Wicklein Julia, Kunze Holger, Kalender Willi A, Kyriakou Yiannis
Institute of Medical Physics, University of Erlangen-Nürnberg, Henkestraße 91, 91052 Erlangen, Germany.
Med Phys. 2012 Aug;39(8):4918-31. doi: 10.1118/1.4736532.
Misalignment artifacts are a serious problem in medical flat-detector computed tomography. Generally, the geometrical parameters, which are essential for reconstruction, are provided by preceding calibration routines. These procedures are time consuming and the later use of stored parameters is sensitive toward external impacts or patient movement. The method of choice in a clinical environment would be a markerless online-calibration procedure that allows flexible scan trajectories and simultaneously corrects misalignment and motion artifacts during the reconstruction process. Therefore, different image features were evaluated according to their capability of quantifying misalignment.
Projections of the FORBILD head and thorax phantoms were simulated. Additionally, acquisitions of a head phantom and patient data were used for evaluation. For the reconstruction different sources and magnitudes of misalignment were introduced in the geometry description.

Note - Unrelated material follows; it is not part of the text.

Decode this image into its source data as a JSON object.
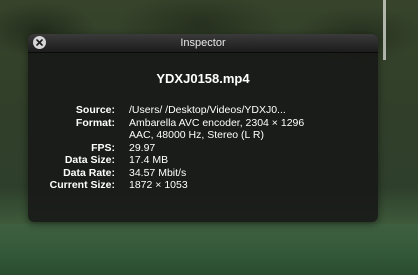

The resulting volumes were analyzed by entropy (based on the gray-level histogram), total variation, Gabor filter texture features, Haralick co-occurrence features, and Tamura texture features. The feature results were compared to the back-projection mismatch of the disturbed geometry.

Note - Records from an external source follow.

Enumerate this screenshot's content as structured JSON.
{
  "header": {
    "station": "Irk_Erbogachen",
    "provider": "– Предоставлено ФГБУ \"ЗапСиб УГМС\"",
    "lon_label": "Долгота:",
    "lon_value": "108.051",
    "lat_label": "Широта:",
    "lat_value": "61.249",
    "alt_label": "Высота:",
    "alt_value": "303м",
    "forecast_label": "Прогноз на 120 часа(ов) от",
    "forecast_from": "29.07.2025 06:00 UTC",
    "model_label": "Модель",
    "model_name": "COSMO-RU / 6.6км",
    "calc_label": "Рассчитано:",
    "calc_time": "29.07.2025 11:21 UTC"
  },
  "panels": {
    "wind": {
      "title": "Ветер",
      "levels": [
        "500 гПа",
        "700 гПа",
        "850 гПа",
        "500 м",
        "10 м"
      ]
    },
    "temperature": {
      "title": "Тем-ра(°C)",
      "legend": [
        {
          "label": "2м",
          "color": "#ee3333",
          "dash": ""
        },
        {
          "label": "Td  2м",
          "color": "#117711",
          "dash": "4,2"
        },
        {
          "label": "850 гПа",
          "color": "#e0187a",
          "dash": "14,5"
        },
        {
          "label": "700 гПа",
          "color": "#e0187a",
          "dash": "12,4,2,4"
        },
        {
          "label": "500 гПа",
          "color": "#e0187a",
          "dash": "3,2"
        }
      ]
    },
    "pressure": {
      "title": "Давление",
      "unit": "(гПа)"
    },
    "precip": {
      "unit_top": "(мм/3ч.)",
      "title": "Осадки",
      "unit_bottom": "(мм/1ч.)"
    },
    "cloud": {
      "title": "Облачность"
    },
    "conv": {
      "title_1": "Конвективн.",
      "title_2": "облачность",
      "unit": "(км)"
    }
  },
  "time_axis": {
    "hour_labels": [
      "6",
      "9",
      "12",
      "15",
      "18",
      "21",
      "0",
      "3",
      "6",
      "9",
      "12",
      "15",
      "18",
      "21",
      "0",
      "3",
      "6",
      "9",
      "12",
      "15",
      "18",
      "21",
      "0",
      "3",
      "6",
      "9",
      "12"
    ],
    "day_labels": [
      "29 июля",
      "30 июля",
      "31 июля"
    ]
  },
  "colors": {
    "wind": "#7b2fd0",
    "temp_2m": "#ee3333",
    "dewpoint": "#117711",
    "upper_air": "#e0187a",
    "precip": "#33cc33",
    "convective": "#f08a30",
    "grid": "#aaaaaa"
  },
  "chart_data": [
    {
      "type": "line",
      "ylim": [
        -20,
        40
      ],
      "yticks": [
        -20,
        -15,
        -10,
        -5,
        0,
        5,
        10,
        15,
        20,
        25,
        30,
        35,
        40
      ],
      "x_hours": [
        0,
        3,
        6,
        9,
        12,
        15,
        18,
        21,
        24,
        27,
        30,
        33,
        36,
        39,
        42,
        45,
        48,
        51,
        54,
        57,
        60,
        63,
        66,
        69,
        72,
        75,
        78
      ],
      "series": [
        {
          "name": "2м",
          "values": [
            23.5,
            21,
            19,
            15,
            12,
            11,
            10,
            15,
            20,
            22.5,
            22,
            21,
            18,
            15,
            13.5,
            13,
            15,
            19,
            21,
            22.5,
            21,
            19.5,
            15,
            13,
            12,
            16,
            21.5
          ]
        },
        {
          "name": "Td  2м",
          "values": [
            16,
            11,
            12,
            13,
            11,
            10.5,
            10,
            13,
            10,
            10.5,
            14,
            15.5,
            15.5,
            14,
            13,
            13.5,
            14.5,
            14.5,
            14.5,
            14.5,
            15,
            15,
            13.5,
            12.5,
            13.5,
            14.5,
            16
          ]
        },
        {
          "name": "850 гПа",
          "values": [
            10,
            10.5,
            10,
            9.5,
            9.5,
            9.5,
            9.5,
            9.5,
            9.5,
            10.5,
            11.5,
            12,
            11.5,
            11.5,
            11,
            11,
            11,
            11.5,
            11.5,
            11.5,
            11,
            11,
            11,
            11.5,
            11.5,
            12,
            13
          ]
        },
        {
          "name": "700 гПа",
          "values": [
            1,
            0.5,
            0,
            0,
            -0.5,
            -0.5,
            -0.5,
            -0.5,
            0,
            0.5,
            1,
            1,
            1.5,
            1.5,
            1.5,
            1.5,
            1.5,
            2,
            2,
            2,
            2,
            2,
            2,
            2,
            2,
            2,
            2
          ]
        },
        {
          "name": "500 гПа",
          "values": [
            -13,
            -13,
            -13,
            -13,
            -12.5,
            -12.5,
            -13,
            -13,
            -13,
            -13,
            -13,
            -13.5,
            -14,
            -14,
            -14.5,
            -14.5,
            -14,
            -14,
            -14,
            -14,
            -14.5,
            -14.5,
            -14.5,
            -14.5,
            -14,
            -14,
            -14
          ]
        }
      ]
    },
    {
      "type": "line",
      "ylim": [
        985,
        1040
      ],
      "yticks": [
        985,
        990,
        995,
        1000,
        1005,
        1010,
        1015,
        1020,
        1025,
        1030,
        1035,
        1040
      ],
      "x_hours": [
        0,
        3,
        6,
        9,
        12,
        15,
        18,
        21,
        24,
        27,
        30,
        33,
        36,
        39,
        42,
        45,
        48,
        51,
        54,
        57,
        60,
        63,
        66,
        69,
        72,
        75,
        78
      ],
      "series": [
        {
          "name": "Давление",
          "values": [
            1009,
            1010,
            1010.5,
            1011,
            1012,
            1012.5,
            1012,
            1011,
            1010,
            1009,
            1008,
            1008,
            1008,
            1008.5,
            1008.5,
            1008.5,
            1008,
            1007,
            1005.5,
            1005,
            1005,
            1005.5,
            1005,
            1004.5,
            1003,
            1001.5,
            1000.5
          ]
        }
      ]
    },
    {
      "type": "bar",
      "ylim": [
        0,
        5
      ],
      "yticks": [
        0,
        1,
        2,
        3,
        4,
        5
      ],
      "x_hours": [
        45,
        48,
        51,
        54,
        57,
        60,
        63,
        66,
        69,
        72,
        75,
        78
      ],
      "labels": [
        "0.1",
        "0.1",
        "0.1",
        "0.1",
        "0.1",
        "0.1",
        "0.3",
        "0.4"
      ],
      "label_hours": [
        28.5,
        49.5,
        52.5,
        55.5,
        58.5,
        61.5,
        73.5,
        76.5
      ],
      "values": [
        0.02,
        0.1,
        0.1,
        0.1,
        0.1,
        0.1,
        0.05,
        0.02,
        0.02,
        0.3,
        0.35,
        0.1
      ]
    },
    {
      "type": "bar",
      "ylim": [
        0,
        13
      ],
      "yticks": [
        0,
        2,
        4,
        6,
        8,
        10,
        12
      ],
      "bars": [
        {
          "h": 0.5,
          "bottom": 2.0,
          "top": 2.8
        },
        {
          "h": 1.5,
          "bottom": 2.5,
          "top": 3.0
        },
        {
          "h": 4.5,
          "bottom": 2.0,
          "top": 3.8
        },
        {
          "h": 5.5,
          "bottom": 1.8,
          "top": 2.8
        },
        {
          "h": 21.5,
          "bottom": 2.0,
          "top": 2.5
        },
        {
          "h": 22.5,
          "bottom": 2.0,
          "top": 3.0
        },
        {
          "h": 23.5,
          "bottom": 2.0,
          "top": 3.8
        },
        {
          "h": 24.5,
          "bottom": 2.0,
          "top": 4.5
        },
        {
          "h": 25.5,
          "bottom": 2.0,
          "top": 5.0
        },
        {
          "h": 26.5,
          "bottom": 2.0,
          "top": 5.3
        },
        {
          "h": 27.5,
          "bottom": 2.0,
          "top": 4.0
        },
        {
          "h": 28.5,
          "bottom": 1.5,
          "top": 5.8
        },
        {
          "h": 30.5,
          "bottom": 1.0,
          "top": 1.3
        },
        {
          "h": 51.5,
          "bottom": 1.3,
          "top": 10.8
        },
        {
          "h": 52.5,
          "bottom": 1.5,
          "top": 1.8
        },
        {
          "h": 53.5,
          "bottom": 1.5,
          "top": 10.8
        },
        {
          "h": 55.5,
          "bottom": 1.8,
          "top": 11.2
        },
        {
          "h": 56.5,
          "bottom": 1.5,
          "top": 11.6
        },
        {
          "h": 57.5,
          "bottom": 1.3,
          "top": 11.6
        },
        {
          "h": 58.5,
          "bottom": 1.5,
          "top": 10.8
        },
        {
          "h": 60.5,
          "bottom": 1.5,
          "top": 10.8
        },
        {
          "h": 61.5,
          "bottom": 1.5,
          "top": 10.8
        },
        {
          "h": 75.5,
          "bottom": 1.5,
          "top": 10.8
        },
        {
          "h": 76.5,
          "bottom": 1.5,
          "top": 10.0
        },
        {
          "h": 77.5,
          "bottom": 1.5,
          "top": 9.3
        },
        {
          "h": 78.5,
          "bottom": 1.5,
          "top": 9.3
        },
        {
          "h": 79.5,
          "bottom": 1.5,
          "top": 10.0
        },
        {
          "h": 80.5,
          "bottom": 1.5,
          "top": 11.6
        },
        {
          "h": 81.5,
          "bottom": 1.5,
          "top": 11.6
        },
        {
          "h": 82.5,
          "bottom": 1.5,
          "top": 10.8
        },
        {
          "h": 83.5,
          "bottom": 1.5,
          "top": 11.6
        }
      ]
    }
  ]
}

The evaluations demonstrate the ability of several well-established image features to classify misalignment. The authors elaborated the particular suitability of the gray-level histogram-based entropy on identifying misalignment artifacts, after applying an appropriate window level (bone window).
Some of the proposed feature extraction algorithms show a strong correlation with the misalignment level. Especially, entropy-based methods showed very good correspondence, with the best of these being the type that uses the gray-level histogram for calculation. This makes it a suitable image feature for online-calibration.
在医学平板探测器计算机断层扫描中,错位伪影是一个严重问题。通常,重建所必需的几何参数由先前的校准程序提供。这些程序耗时且后续使用存储的参数对外部影响或患者移动很敏感。临床环境中的首选方法将是一种无标记在线校准程序,该程序允许灵活的扫描轨迹,并在重建过程中同时校正错位和运动伪影。因此,根据不同图像特征量化错位的能力对其进行了评估。
模拟了FORBILD头部和胸部体模的投影。此外,还使用了头部体模的采集数据和患者数据进行评估。在几何描述中引入了不同来源和大小的错位用于重建。通过熵(基于灰度直方图)、总变差、Gabor滤波器纹理特征、Haralick共生特征和Tamura纹理特征对所得体积进行分析。将特征结果与受干扰几何的反投影不匹配进行比较。
评估表明几种成熟的图像特征具有对错位进行分类的能力。作者阐述了在应用适当的窗宽(骨窗)后,基于灰度直方图的熵在识别错位伪影方面的特殊适用性。
一些提出的特征提取算法与错位水平有很强的相关性。特别是,基于熵的方法显示出很好的一致性,其中最好的是使用灰度直方图进行计算的类型。这使其成为适合在线校准的图像特征。